As vias de comunicação continuam a ter um peso significativo nos anseios dos nossos empresários nomeadamente devido ao tipo de atividade desenvolvida pelas empresas da nossa região como por exemplo a de construção de grandes equipamentos em aço inoxidável e a sua deslocação para os clientes e para a sua exportação, a da exploração florestal e do seu transporte até aos clientes transformadores ou o transporte de produtos acabados como paletes, embalagens e outros.

Continuamos a ter o desafio da digitalização transversal a todas as empresas e desafios enormes no que concerne ao setor da construção como é o caso do “passaporte digital” dos materiais de construção, ou a avaliação de sustentabilidade das obras, mas vamos ter sobretudo oportunidades que advêm dessa mudança seja na alteração da forma como se constrói, seja pelas novas exigências de serviço aos profissionais, ou pelas diferentes preferências dos clientes.
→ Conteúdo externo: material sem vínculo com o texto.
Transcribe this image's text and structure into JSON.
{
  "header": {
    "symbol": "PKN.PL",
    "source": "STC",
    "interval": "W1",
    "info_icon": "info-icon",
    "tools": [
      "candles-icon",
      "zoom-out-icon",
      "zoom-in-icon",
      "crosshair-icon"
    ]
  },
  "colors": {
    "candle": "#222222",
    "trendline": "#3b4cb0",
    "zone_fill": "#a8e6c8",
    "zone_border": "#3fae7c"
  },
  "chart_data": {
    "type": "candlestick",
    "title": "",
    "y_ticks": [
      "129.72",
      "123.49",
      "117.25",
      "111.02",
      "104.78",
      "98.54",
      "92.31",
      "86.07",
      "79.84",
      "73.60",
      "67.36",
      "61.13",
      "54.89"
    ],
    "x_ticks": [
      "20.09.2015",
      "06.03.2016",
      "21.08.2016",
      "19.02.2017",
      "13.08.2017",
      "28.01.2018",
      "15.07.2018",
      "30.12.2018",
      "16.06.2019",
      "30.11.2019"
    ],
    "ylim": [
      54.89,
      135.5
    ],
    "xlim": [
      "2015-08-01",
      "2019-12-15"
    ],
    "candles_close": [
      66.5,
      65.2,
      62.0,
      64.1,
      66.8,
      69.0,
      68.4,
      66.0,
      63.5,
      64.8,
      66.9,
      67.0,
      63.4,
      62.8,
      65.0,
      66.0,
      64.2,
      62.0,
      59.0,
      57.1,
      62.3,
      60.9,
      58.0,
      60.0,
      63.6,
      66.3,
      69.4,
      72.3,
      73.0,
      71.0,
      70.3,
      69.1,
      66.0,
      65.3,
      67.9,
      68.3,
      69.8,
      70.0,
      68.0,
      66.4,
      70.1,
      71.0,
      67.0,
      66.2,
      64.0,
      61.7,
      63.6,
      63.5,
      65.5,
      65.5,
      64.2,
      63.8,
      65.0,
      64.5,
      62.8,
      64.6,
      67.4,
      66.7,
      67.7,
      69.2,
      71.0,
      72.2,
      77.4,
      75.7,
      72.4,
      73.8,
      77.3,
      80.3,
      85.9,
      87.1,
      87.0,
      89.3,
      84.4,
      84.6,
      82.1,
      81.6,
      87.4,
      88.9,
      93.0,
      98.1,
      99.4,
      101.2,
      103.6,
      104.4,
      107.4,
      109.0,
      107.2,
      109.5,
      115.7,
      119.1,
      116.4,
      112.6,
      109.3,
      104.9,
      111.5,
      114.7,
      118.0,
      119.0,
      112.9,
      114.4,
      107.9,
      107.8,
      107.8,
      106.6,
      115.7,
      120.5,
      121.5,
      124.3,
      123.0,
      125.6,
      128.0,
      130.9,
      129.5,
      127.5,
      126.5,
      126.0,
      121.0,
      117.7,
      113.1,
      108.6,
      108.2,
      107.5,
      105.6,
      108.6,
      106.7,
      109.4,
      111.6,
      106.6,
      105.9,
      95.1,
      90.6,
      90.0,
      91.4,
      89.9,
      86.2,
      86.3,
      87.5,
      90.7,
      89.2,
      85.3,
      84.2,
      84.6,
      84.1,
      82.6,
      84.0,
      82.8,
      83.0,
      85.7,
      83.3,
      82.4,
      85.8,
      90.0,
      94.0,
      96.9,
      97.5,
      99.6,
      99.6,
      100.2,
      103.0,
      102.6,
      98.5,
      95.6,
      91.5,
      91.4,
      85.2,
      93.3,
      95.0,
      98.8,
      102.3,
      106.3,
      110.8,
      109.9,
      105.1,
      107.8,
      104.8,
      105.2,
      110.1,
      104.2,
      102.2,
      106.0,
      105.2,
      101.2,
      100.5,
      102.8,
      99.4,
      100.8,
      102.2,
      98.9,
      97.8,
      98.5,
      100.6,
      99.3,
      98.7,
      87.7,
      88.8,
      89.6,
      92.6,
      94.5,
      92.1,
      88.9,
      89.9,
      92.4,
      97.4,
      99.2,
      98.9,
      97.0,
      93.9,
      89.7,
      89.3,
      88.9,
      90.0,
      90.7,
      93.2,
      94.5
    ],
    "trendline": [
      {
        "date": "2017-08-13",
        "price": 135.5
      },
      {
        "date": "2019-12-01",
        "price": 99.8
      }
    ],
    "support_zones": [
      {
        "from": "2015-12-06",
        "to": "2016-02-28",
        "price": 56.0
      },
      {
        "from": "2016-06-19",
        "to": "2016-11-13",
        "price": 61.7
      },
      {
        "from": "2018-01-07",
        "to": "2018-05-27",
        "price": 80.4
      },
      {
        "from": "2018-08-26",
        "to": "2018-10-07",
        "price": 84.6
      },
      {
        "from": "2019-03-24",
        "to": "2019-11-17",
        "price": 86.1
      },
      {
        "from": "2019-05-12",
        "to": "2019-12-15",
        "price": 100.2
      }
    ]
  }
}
Teremos ainda, espero eu, o “posto em prática” do PRR para a habitação e para as obras públicas e o lançamento de mais incentivos para a melhoria da eficiência energética dos edifícios.

Apesar de lidarmos com a incerteza da guerra e do seu término, 2023 poderá oferecer alguma esperança e nós empresários deveremos estar na primeira linha
para fazermos qualquer coisa de positivo para que isso possa acontecer.

* Presidente da Associação Empresarial de Cambra e Arouca. Editorial da Revista “Encontros”.